Estas son solo algunas de las muchas sensaciones que puede transmitirnos la novela La muerte en Venecia. Esta mágica ciudad  representa la belleza propiamente dicha; especialmente a los ojos de un artista como Gustav von Aschenbach. El lugar más exótico que pudo ocurrírsele a un alemán como Thomas Mann es esta inverosímil ciudad italiana, reminiscencia de un remoto imperio de Oriente, donde después se asentara el comercio en época medieval.

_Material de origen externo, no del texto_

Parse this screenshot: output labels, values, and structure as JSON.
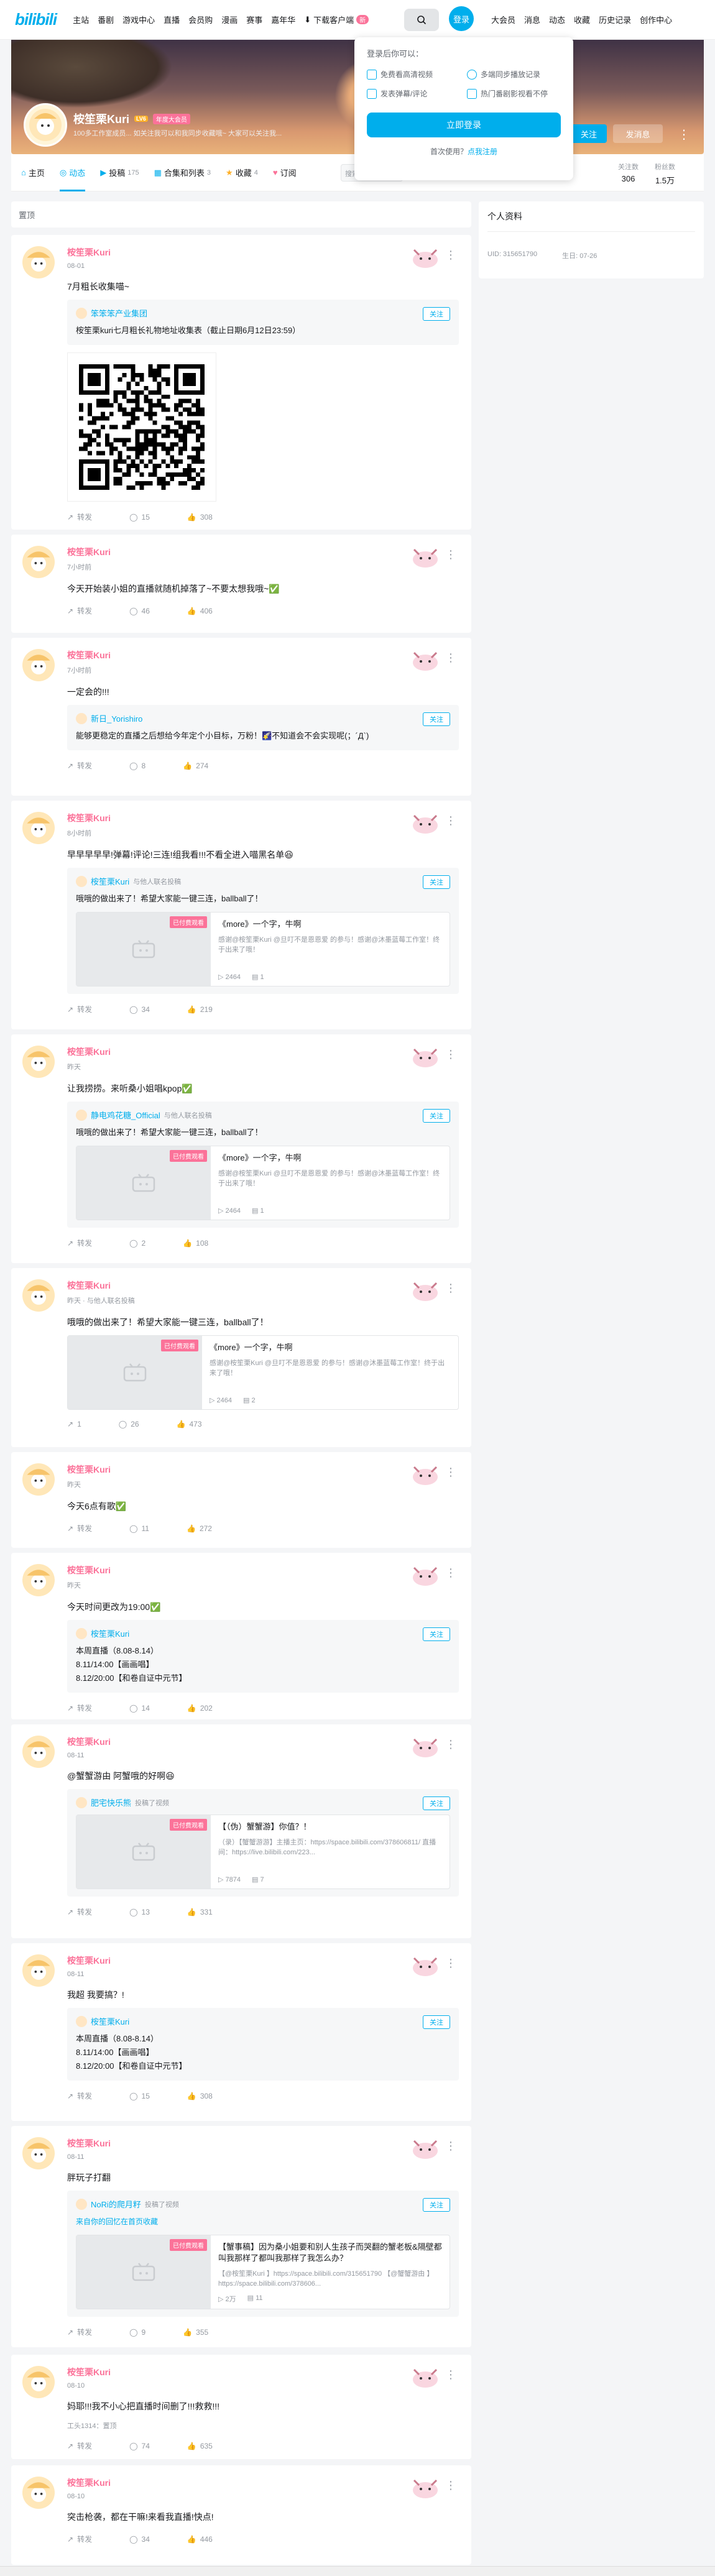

El personaje central de Der tod in Venedig (La muerte en Venecia) es un escritor atribulado, en quien se encarnan todas las cuitas de un artista  que busca desesperadamente el sentido de la vida en el goce estético


En la película dirigida por el genial Luchino Visconti, este personaje representado en Dirk Bogarde, es un músico, pero conserva idénticos los pensamientos y apariencia del escritor de la novela. Su temblor interno, casi imperceptible. Su sensibilidad. Así como esa obsesión por explicar la vida y asirla a través de algo profundamente bello. La película respeta el  texto de Mann, así como cada descripción de Venecia; sus canales, puentes y palacios. Hasta el aire enrarecido de sus calles y la opacidad de la playa de Lido con su quietud y tímido sol. Está todo el tiempo presente la amenaza del siroco, como metáfora de la muerte asechando a la vida. Lo frágil de la belleza. La elegante familia polaca dentro de la que se encuentra Tadzio, objeto de las tribulaciones y júbilo máximo de Aschenbach. A ello se suman la fotografía y la dramática Quinta Sinfonía de Mahler que explica por sí misma la intensidad del sentir del personaje. Su angustia por retener algo de vida y gozar de ella. 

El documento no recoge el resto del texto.